JAKARTA, Balipolitika.com- Komisi Pemberantasan Korupsi mengamankan Bupati Pekalongan Fadia A Rafiq dalam sebuah operasi senyap di wilayah Jawa Tengah. Tim penyidik melakukan penangkapan tertutup terhadap politikus Partai Golkar tersebut pada Selasa siang (3/3/2026). Penyidik langsung membawa putri pedangdut legendaris A Rafiq itu menuju Gedung Merah Putih Jakarta guna menjalani pemeriksaan intensif.

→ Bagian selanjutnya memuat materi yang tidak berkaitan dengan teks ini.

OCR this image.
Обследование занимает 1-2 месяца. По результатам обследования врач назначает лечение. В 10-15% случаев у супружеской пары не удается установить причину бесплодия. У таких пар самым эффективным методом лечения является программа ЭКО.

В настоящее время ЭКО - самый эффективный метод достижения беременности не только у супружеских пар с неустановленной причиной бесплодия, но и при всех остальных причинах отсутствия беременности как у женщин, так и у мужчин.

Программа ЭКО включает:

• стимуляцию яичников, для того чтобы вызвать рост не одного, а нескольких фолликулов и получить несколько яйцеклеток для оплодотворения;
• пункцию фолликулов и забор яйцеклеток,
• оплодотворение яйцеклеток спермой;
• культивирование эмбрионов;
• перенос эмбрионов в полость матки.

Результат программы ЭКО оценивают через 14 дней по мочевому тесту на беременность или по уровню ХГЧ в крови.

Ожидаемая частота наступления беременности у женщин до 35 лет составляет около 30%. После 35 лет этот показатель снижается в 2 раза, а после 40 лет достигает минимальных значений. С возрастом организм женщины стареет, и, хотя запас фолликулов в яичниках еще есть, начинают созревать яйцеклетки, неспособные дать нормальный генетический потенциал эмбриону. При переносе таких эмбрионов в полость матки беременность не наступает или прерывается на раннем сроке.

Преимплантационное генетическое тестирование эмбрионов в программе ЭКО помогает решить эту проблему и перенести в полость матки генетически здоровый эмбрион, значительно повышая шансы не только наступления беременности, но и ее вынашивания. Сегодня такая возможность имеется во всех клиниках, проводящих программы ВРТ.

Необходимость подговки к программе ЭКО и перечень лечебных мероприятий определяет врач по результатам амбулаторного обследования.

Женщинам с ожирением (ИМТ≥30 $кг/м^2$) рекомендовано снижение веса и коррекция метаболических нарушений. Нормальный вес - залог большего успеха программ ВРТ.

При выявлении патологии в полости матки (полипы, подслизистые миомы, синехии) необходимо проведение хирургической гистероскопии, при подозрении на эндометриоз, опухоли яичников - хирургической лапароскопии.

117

Pihak berwenang menengarai adanya praktik lancung dalam proyek pengadaan barang dan jasa pada lingkup Pemerintah Kabupaten Pekalongan. Satuan tugas antirasuah turut menyita sejumlah barang bukti penting dari tangan sang bupati saat proses penangkapan berlangsung. Lembaga negara tersebut memiliki waktu satu kali dua puluh empat jam untuk menentukan status hukum Fadia setelah pemeriksaan rampung.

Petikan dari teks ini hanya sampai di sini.